The Electric Lady was a precursor to her third studio album, Dirty Computer, which also saw Monáe coming out as pansexual in 2018. Themes and imagery from Dirty Computer (which centered android Jane 57821) remained just as sci-fi as the previous releases of Monáe’s oeuvre, but the era marked a direction into fearlessness. The Dirty Computer visual album, billed as an “emotion picture,” featured actress Tessa Thompson as Monáe’s love interest, and segments of the film showed a more risqué side of the vocalist. The resplendent video for Prince-inspired ditty “Make Me Feel” showed portions of Monáe braless underneath a flimsy top, in bodysuits, and a multi-piece rhinestone outfit, all while she contemplated her affections for a male and female lover.
The most unforgettable of the film was “Pynk,” an ode to the vulva. Its cotton candy-hued visual showed Thompson’s face abloom Monáe’s “vagina pants.” Elsewhere in the video, Monáe dared to zoom in on her crotch, situated in false pubic hair-exposing panties that read “Sex Cells.” Monáe’s third LP and its companion film became a public discourse on Black feminism and queerness, and the inspiration for the academic book, The Color Pynk: Black Femme Art for Survival. Since Dirty Computer, Monáe’s fashion-forward appearances have been more colorful than the last. Continuing to push her visibility as a “free-ass motherfucker” in 2022, the Glass Onion actress revealed that she identifies as nonbinary.
But those who didn't witnesss Monáe's evolution and clearly haven't been paying attention to the actual music, ran to social media to express their shock of her recent toplessness. As Monáe’s history shows, she’s always been self-authoritative over her sexual liberation to averse the male gaze. “Lipstick Lover,” a single that Monáe said is “rooted in self-acceptance,” was shot à la “Pynk” but as a defiance to homophobic societal norms, especially as R&B has grown to embrace LGBTQ+ artists. She also recently clarified how her earlier aesthetic was more a tribute to her working class parents and not meant to be a critique against anyone else, saying in a 2018 interview with The Breakfast Club: “...I felt like people were using my image to denounce, defame and demean other women...some people, who have their own agendas and are respectability politicians, may have been misled into thinking I covered to be an example of what's proper...I didn't like that.”

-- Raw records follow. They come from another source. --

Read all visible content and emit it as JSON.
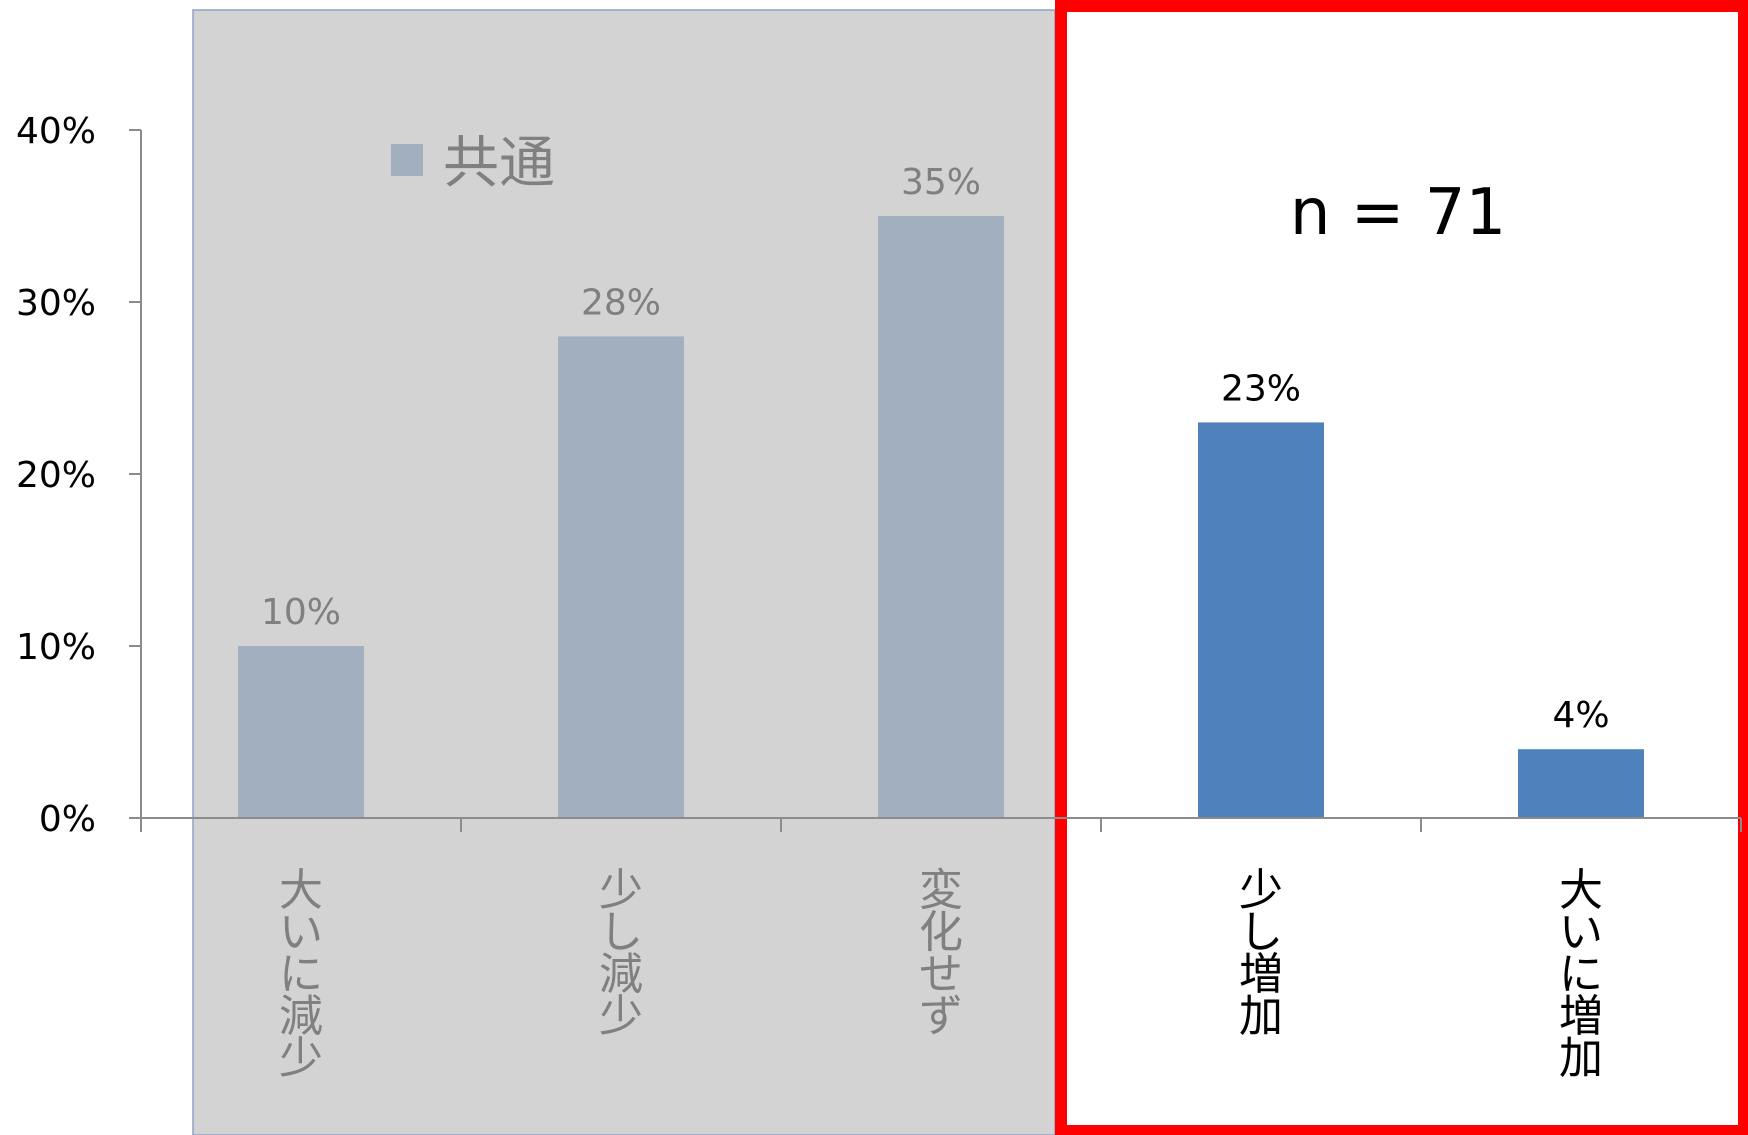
{
  "chart_data": {
    "type": "bar",
    "categories": [
      "大いに減少",
      "少し減少",
      "変化せず",
      "少し増加",
      "大いに増加"
    ],
    "values": [
      10,
      28,
      35,
      23,
      4
    ],
    "value_labels": [
      "10%",
      "28%",
      "35%",
      "23%",
      "4%"
    ],
    "ylim": [
      0,
      40
    ],
    "yticks": [
      0,
      10,
      20,
      30,
      40
    ],
    "ytick_labels": [
      "0%",
      "10%",
      "20%",
      "30%",
      "40%"
    ],
    "legend": {
      "label": "共通",
      "position": "top-left"
    },
    "annotation": "n = 71",
    "grid": false
  },
  "colors": {
    "muted_bar": "#a2afbf",
    "bar": "#4f81bd",
    "muted_region": "#d3d3d3",
    "muted_region_border": "#8ea3c4",
    "muted_text": "#808080",
    "highlight_border": "#ff0000",
    "axis": "#8c8c8c"
  }
}
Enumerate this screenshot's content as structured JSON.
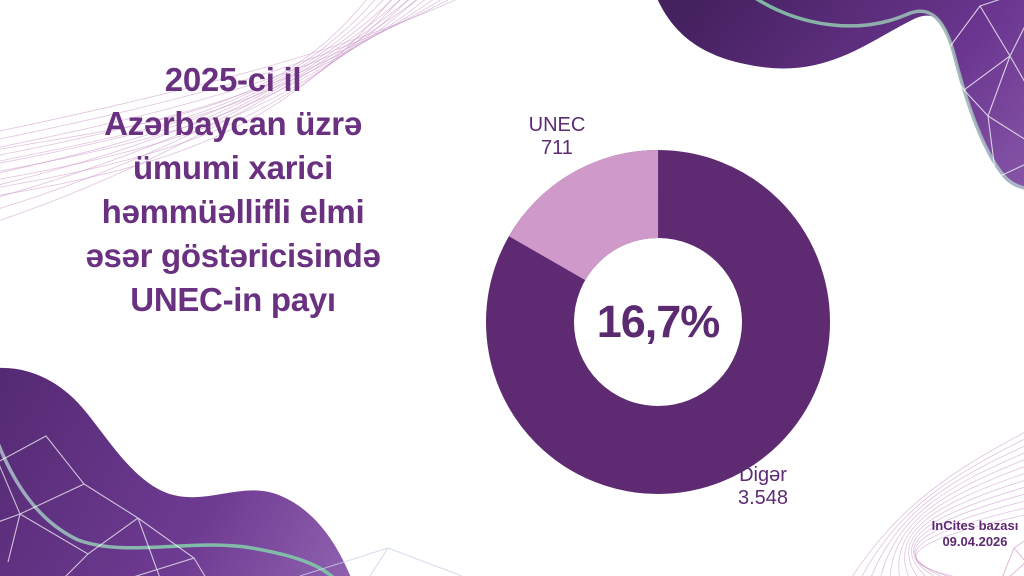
{
  "slide": {
    "title": "2025-ci il\nAzərbaycan üzrə\nümumi xarici\nhəmmüəllifli elmi\nəsər göstəricisində\nUNEC-in payı",
    "source_note": "InCites bazası\n09.04.2026"
  },
  "chart_data": {
    "type": "pie",
    "donut": true,
    "title": "2025-ci il Azərbaycan üzrə ümumi xarici həmmüəllifli elmi əsər göstəricisində UNEC-in payı",
    "slices": [
      {
        "label": "UNEC",
        "value": 711,
        "value_label": "711",
        "color": "#CF99C9",
        "percent": 16.7
      },
      {
        "label": "Digər",
        "value": 3548,
        "value_label": "3.548",
        "color": "#5E2B72",
        "percent": 83.3
      }
    ],
    "center_label": "16,7%",
    "start_angle_deg": -60,
    "direction": "clockwise",
    "legend_position": "none",
    "inner_radius_ratio": 0.49
  },
  "colors": {
    "background": "#FFFFFF",
    "title_text": "#6A3181",
    "center_text": "#5C2A70",
    "label_text": "#5E2B75",
    "accent_teal": "#7FC9A9",
    "wave_line": "#C791C4",
    "blob_dark": "#45215F",
    "blob_light": "#9263B1",
    "mesh_line": "#FFFFFF"
  }
}
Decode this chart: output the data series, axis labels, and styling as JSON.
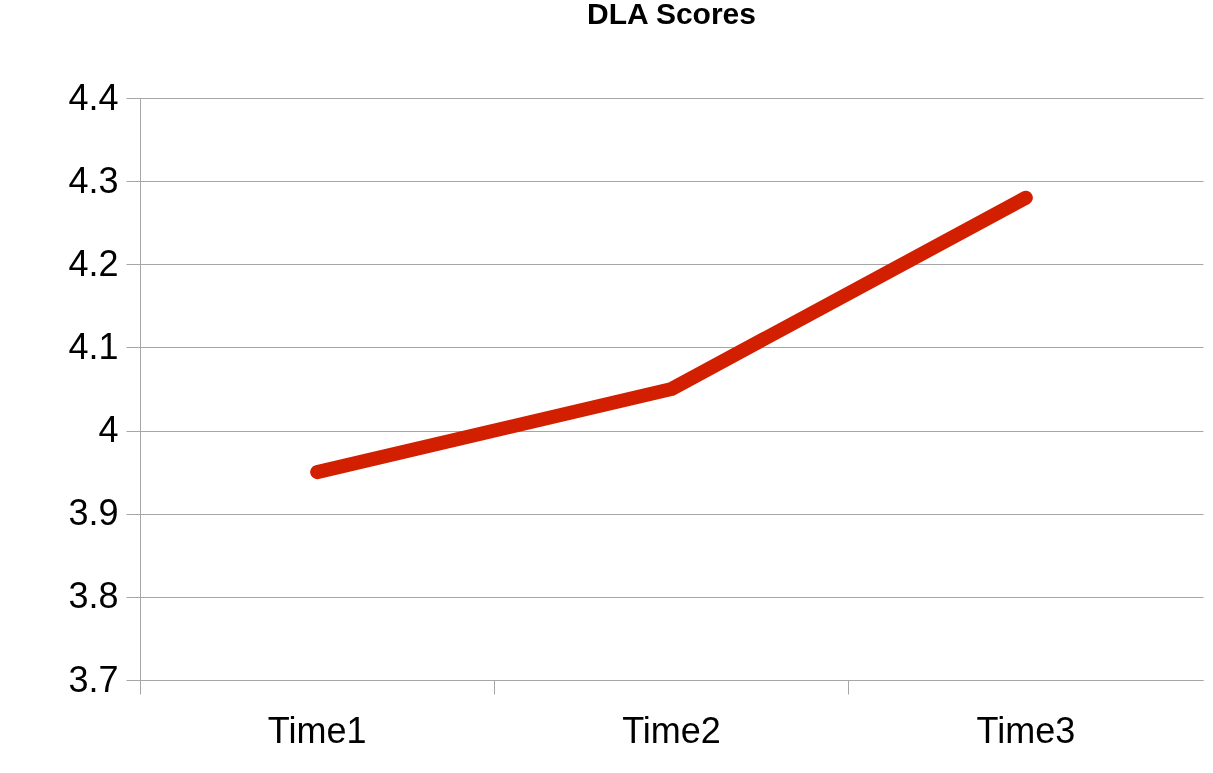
{
  "chart_data": {
    "type": "line",
    "title": "DLA Scores",
    "categories": [
      "Time1",
      "Time2",
      "Time3"
    ],
    "series": [
      {
        "color": "#d11f00",
        "values": [
          3.95,
          4.05,
          4.28
        ]
      }
    ],
    "ylim": [
      3.7,
      4.4
    ],
    "yticks": [
      3.7,
      3.8,
      3.9,
      4,
      4.1,
      4.2,
      4.3,
      4.4
    ],
    "grid": "y",
    "marker": "none",
    "line_style": "solid"
  }
}
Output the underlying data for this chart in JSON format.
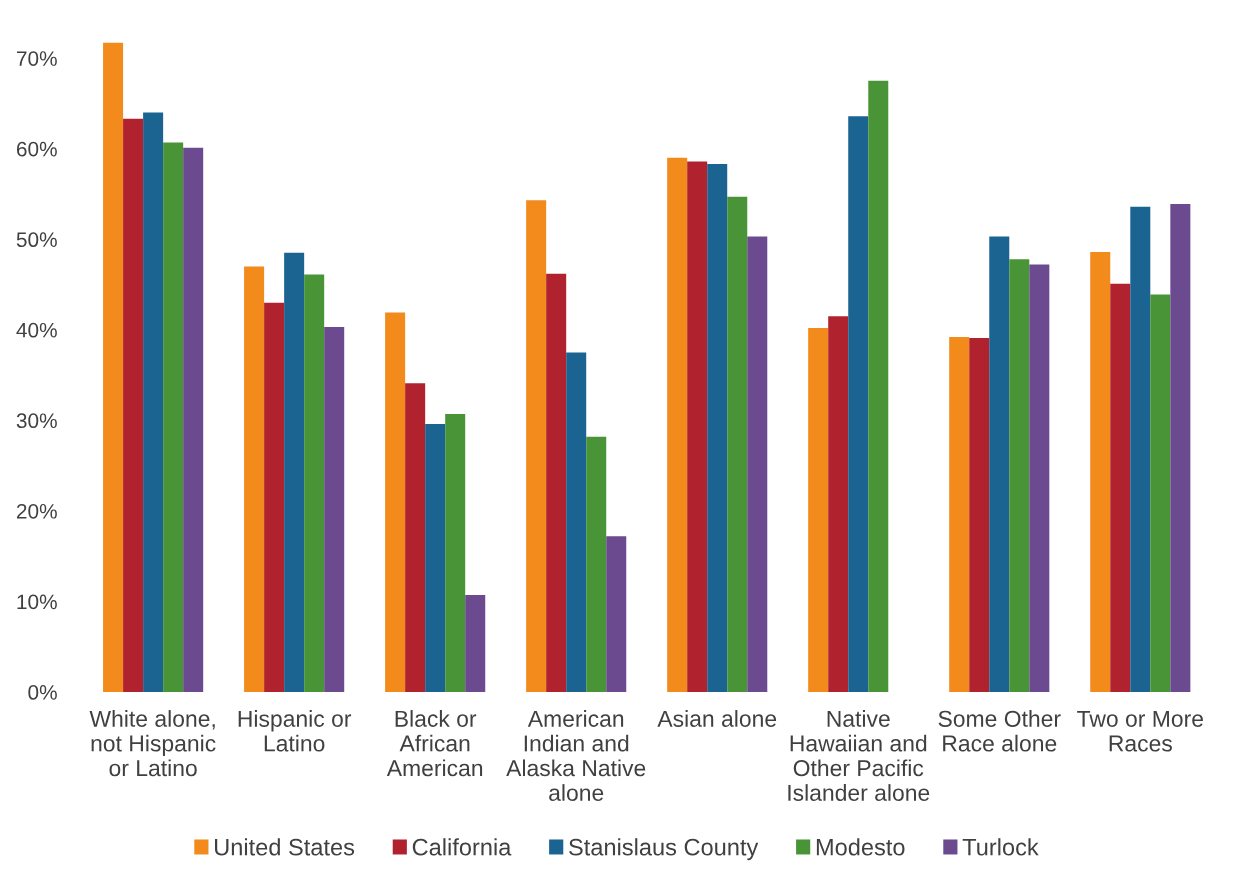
{
  "chart_data": {
    "type": "bar",
    "categories": [
      "White alone,\nnot Hispanic\nor Latino",
      "Hispanic or\nLatino",
      "Black or\nAfrican\nAmerican",
      "American\nIndian and\nAlaska Native\nalone",
      "Asian alone",
      "Native\nHawaiian and\nOther Pacific\nIslander alone",
      "Some Other\nRace alone",
      "Two or More\nRaces"
    ],
    "series": [
      {
        "name": "United States",
        "color": "#f28a1c",
        "values": [
          71.7,
          47.0,
          41.9,
          54.3,
          59.0,
          40.2,
          39.2,
          48.6
        ]
      },
      {
        "name": "California",
        "color": "#b0232e",
        "values": [
          63.3,
          43.0,
          34.1,
          46.2,
          58.6,
          41.5,
          39.1,
          45.1
        ]
      },
      {
        "name": "Stanislaus County",
        "color": "#1b6491",
        "values": [
          64.0,
          48.5,
          29.6,
          37.5,
          58.3,
          63.6,
          50.3,
          53.6
        ]
      },
      {
        "name": "Modesto",
        "color": "#4a9438",
        "values": [
          60.7,
          46.1,
          30.7,
          28.2,
          54.7,
          67.5,
          47.8,
          43.9
        ]
      },
      {
        "name": "Turlock",
        "color": "#6b4a8f",
        "values": [
          60.1,
          40.3,
          10.7,
          17.2,
          50.3,
          null,
          47.2,
          53.9
        ]
      }
    ],
    "ylim": [
      0,
      72
    ],
    "yticks": [
      {
        "value": 0,
        "label": "0%"
      },
      {
        "value": 10,
        "label": "10%"
      },
      {
        "value": 20,
        "label": "20%"
      },
      {
        "value": 30,
        "label": "30%"
      },
      {
        "value": 40,
        "label": "40%"
      },
      {
        "value": 50,
        "label": "50%"
      },
      {
        "value": 60,
        "label": "60%"
      },
      {
        "value": 70,
        "label": "70%"
      }
    ],
    "legend": "bottom"
  }
}
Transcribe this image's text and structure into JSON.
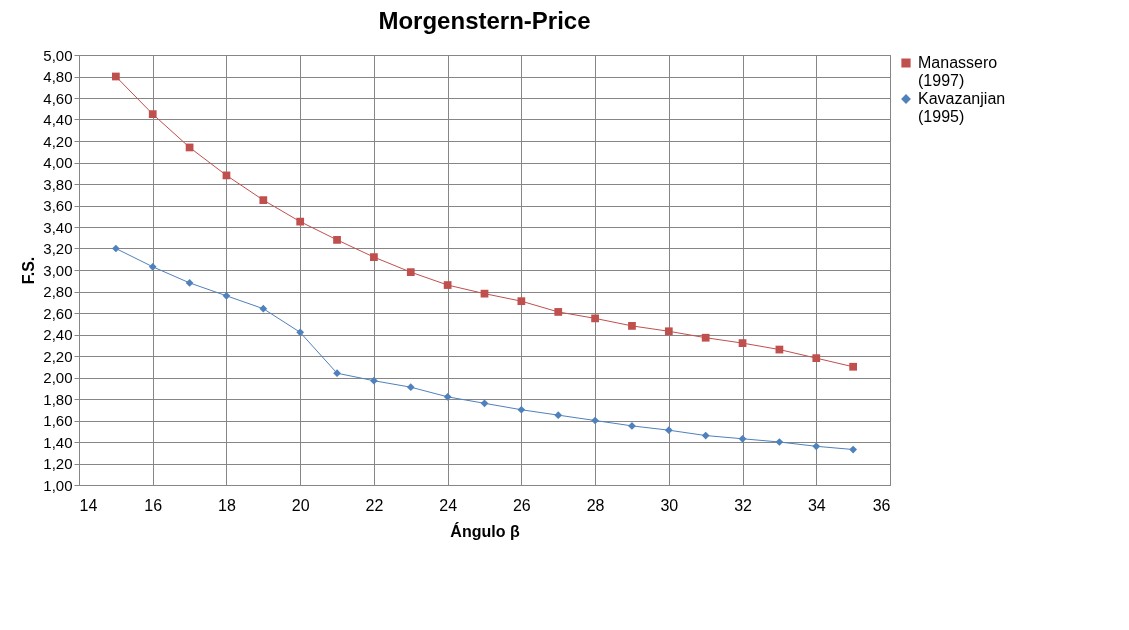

There are so many songs by Janelle Monáe that have laid the groundwork for where she is now. Rather than hiding behind the guise of a robot, with The Age of Pleasure, Monáe’s new phase sees her entering her natural form. For now, there’s no references to Mayweather or Jane 57821 — just Monáe in the fullness of herself and welcoming listeners to be equally free (as is evident of a viral moment where she flashed attendees at a recent performance). The same artist who once asserted that “Jamaican food and sex” is the reason for her curvier shape, has soft launched a provocative era, one that needs no permission from longtime fans or detractors. Monáe’s eroticism has been here before. But this time, she’s letting us observe her pleasure in all its glory.